The study shows that a group of immune enzymes in white blood cells turn a precursor protein into the antimicrobial peptide LL‑37, which helps fight a gum‑disease bacterium. People with a rare genetic disorder lack these enzymes, produce less LL‑37, and can’t neutralize the bacteria’s toxin well, leading to worse gum disease.

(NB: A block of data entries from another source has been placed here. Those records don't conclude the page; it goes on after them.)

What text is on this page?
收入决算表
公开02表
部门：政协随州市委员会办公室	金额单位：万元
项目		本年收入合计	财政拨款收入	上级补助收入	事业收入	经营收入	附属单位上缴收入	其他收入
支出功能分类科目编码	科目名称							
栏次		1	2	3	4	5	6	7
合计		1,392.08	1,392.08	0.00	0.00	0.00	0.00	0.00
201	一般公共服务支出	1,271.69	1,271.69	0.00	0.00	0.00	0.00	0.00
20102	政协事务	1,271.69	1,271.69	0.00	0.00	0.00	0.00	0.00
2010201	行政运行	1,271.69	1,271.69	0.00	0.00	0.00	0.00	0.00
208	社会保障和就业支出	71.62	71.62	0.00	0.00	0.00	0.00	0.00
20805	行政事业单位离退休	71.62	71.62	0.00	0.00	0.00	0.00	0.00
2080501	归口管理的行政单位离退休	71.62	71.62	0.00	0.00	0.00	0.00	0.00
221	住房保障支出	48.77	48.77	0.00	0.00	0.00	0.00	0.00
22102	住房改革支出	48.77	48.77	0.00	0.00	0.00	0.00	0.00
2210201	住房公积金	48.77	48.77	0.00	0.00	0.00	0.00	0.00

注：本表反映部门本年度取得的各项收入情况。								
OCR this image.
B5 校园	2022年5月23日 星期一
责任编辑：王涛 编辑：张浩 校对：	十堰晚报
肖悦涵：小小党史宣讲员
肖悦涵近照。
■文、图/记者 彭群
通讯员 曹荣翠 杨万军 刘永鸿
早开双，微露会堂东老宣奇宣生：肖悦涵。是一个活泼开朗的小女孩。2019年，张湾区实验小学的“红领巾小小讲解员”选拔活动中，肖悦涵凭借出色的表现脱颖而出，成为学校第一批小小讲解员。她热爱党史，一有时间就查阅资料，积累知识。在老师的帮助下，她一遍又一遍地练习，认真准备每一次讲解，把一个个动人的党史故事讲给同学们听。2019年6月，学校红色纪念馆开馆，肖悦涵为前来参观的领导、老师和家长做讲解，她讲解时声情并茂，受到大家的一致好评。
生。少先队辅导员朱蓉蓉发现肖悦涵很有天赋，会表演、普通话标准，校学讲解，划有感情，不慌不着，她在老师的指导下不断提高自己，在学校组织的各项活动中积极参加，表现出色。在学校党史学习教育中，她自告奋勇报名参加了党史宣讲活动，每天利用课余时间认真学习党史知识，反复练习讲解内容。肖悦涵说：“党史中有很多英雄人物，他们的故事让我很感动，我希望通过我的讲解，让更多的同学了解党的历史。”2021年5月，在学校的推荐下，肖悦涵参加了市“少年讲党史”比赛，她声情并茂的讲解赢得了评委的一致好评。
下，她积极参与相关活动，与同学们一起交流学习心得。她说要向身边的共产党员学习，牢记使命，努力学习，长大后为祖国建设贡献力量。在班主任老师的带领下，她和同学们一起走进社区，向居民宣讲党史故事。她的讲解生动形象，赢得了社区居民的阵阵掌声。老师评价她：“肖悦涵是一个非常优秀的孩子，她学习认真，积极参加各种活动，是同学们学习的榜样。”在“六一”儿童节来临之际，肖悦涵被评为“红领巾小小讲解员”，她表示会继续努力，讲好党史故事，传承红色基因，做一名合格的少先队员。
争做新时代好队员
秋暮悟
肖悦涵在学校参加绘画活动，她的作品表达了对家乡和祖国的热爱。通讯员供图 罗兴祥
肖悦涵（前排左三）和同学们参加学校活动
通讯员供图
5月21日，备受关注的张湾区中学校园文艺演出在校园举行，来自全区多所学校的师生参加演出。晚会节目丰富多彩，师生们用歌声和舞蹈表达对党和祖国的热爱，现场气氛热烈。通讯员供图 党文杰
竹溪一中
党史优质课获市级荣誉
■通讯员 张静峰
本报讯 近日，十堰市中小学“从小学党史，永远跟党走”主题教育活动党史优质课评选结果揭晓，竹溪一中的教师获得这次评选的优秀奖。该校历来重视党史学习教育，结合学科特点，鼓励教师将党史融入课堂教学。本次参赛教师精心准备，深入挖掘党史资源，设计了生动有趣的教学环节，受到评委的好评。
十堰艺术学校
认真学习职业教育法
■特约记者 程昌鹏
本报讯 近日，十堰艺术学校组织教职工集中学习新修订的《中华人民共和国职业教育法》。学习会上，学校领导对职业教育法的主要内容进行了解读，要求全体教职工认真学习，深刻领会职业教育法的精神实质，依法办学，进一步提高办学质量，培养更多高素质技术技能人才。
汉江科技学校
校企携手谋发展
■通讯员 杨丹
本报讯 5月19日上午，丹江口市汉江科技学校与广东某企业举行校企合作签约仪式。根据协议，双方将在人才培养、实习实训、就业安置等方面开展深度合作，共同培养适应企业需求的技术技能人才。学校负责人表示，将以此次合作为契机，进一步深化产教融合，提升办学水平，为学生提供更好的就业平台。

Periodontitis is a chronic destructive infection of the tooth-supportive tissues, which is caused by pathogenic bacteria such as Actinobacillus actinomycetemcomitans. A severe form of periodontitis is found in Papillon-Lefèvre syndrome (PLS), an inheritable disease caused by loss-of-function mutations in the cathepsin C gene. Recently, we demonstrated that these patients lack the activity of the polymorphonuclear leukocyte (PMN)-derived serine proteinases elastase, cathepsin G, and proteinase 3. In the present study we identified possible pathways along which serine proteinases may be involved in the defense against A. actinomycetemcomitans. Serine proteinases are capable to convert the PMN-derived hCAP-18 into LL-37, an antimicrobial peptide with activity against A. actinomycetemcomitans. We found that the PMNs of PLS patients released lower levels of LL-37. Furthermore, because of their deficiency in serine proteases, the PMNs of PLS patients were incapable of neutralizing the leukotoxin produced by this pathogen, which resulted in increased cell damage. Finally, the capacity of PMNs from PLS patients to kill A. actinomycetemcomitans in an anaerobic environment, such as that found in the periodontal pocket, seemed to be reduced. Our report demonstrates a mechanism that suggests a direct link between an inheritable defect in PMN functioning and difficulty in coping with a periodontitis-associated pathogen.